9. Recreate your bill on a Tiffany’s stationary and “accidentally” place it somewhere near where you keep your reading material next to the head. Then go out and buy her a 1ct. diamond ring from “Imposters” for a $150.00.

8. Say you purchased 5500 shares of Nvidia Corporation at the beginning of 2010.

7. You cashed a paycheck, and was held up by a group of teen thugs.

6. You bought a used car for your teenager, but it was so mechanically bad, the jalopy swerved out and fell into a levy. You were able to jump out just in time.

5. You are at popular Fleur de Lys in Mandalay Bay and you have been drinking beer. Unfortunately you get so drunk that you happily yell… “drinks on the house”. Everyone in the bar orders Liquid Gold* a cocktail.

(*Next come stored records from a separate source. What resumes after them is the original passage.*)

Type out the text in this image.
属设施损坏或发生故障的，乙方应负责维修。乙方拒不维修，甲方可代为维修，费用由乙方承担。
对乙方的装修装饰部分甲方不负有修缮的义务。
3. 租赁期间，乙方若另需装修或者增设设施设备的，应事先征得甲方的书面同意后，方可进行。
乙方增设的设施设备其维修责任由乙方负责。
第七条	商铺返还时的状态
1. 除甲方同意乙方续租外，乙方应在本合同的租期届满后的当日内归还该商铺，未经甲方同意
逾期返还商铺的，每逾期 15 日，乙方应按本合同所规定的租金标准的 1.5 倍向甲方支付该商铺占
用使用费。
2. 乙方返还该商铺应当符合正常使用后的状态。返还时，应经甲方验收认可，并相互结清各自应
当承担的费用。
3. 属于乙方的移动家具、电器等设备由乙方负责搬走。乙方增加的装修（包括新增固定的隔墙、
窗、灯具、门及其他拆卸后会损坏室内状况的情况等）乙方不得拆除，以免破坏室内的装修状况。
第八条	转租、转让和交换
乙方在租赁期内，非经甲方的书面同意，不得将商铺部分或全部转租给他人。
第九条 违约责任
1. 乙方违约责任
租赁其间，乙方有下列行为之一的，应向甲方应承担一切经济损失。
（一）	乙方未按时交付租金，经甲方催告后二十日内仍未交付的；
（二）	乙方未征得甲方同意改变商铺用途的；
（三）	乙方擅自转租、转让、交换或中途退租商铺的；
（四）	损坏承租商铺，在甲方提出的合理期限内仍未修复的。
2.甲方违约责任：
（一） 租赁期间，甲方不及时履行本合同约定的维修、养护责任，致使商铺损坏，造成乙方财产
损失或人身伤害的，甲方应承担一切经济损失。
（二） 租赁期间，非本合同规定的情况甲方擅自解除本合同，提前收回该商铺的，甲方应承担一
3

*Liquid Gold is sold by the ounce for $175. Made with Grand Marnier Centenaire, Louis XIII Cognac, Krug Grand Cru Champagne, Fee Brothers West Indian Orange Bitters and raw sugar garnished with 23-karat gold leafing and a burnt orange twist.

4. You gave a donation to a favorite charity, turns out they were a front for laundering cash,

3. While at Mandalay Bay, you admit that you are a problem gambler and that you have already checked-in to G.A.

2. Tell her the money had been gone a longer than that. You ran into a short guy in an expensive executive suit and a wearing a baseball cap, named “Bernie M.”

1. A Mexican cartel loan shark wanted to collect an original loan plus interest. Unfortunately for you, the interest was 1000% the original loan that he failed to tell you.